Most credit default swaps are quoted as CDS spread (the fraction of the notional that the protection buyer would pay every year for a given CDS maturity). However the contract that's actually traded is more likely to have standardized running spread and an upfront fee. Moreover, some names on the verge of default are quoted as upfront.
To calculate the sensitivity of a CDS's mtm to a change in interest rates, you perturb the interest rates per your risk scenario, recalculate the survival probabilities from the quoted spread, and reprice the swap. Note that if you perturb the IR and keep the survival probabilities constant, then you'll get a number that won't be as good at predicting the PL from IR change. The IR sensitivity is relatively small. Depending on your environment, you may need to calculate it and hedge it (with ED futures or IR swaps), or may be allowed to keep it. The IR gamma of a CDS is so small that it can usually be ignored.

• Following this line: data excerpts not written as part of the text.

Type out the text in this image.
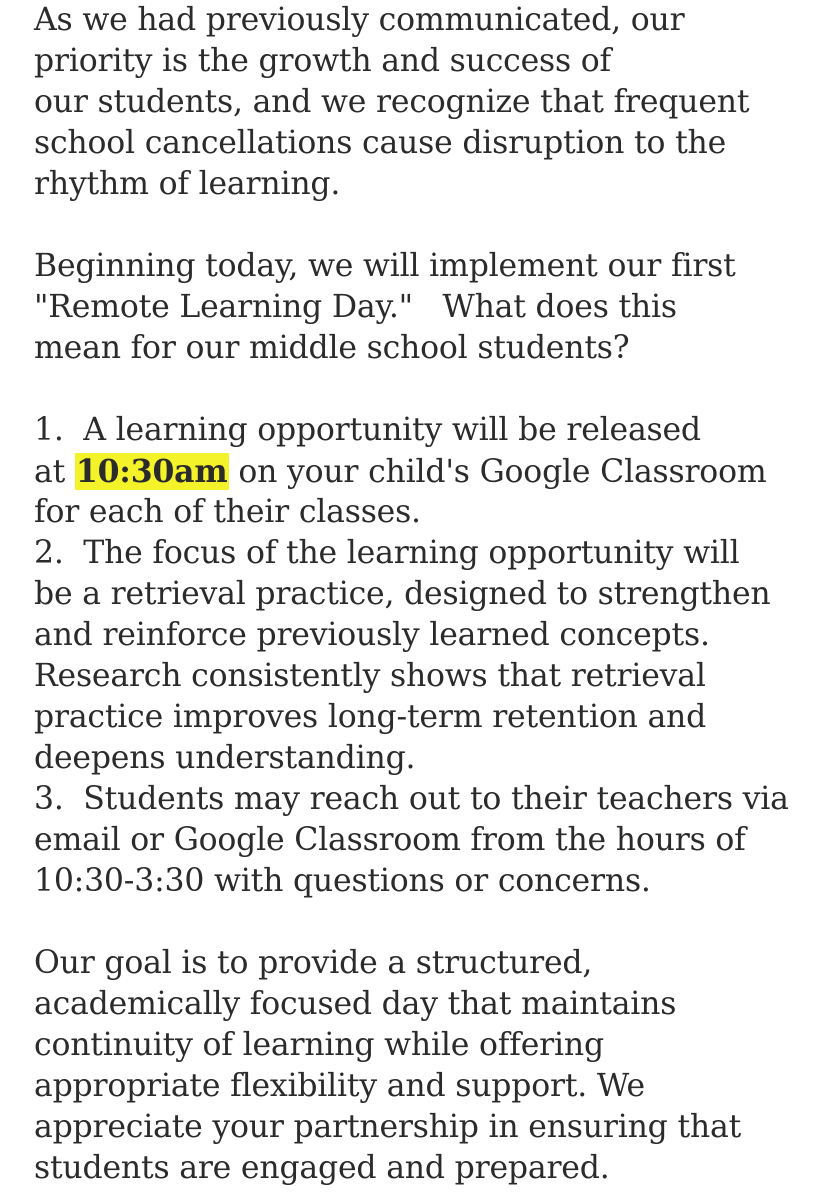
As we had previously communicated, our
priority is the growth and success of
our students, and we recognize that frequent
school cancellations cause disruption to the
rhythm of learning.
Beginning today, we will implement our first
"Remote Learning Day."   What does this
mean for our middle school students?
1.  A learning opportunity will be released
at 10:30am on your child's Google Classroom
for each of their classes.
2.  The focus of the learning opportunity will
be a retrieval practice, designed to strengthen
and reinforce previously learned concepts.
Research consistently shows that retrieval
practice improves long-term retention and
deepens understanding.
3.  Students may reach out to their teachers via
email or Google Classroom from the hours of
10:30-3:30 with questions or concerns.
Our goal is to provide a structured,
academically focused day that maintains
continuity of learning while offering
appropriate flexibility and support. We
appreciate your partnership in ensuring that
students are engaged and prepared.
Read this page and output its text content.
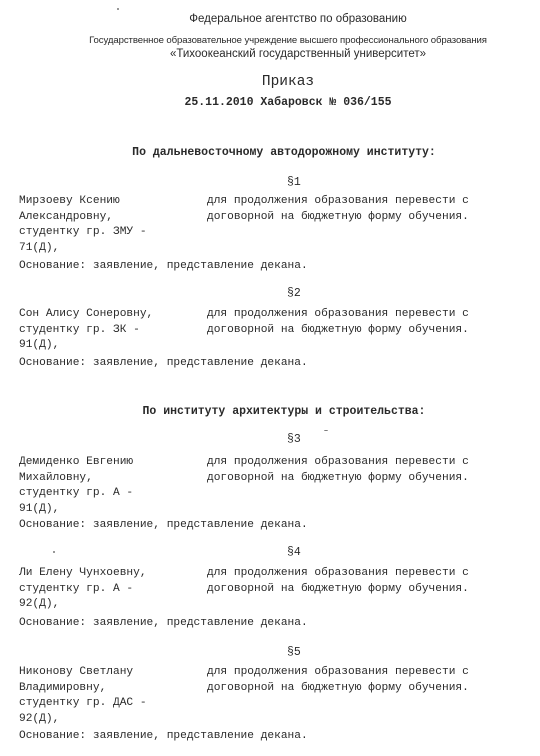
Федеральное агентство по образованию
Государственное образовательное учреждение высшего профессионального образования
«Тихоокеанский государственный университет»
Приказ
25.11.2010 Хабаровск № 036/155
По дальневосточному автодорожному институту:
§1
Мирзоеву Ксению
Александровну,
студентку гр. ЗМУ -
71(Д),
для продолжения образования перевести с
договорной на бюджетную форму обучения.
Основание: заявление, представление декана.
§2
Сон Алису Сонеровну,
студентку гр. ЗК -
91(Д),
для продолжения образования перевести с
договорной на бюджетную форму обучения.
Основание: заявление, представление декана.
По институту архитектуры и строительства:
§3
Демиденко Евгению
Михайловну,
студентку гр. А -
91(Д),
для продолжения образования перевести с
договорной на бюджетную форму обучения.
Основание: заявление, представление декана.
§4
Ли Елену Чунхоевну,
студентку гр. А -
92(Д),
для продолжения образования перевести с
договорной на бюджетную форму обучения.
Основание: заявление, представление декана.
§5
Никонову Светлану
Владимировну,
студентку гр. ДАС -
92(Д),
для продолжения образования перевести с
договорной на бюджетную форму обучения.
Основание: заявление, представление декана.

To calculate the sensitivity of a CDS's mtm to a change in the quoted CDS spread, you perturb the quoted CDS spread, recalculate the survival probabilities, and reprice the swap. You should get a number that is roughly a couple of orders of magnitude larger than the IR sensitivity. The gamma is large enough that you should calculate it under most circumstances.
In addition to the IR and CDS spread sensitivities, you should calculate the P&L from jump to default.
You should look at your risk by tenor bucket, i.e. not assume that CDS quotes for different maturities all move in parallel.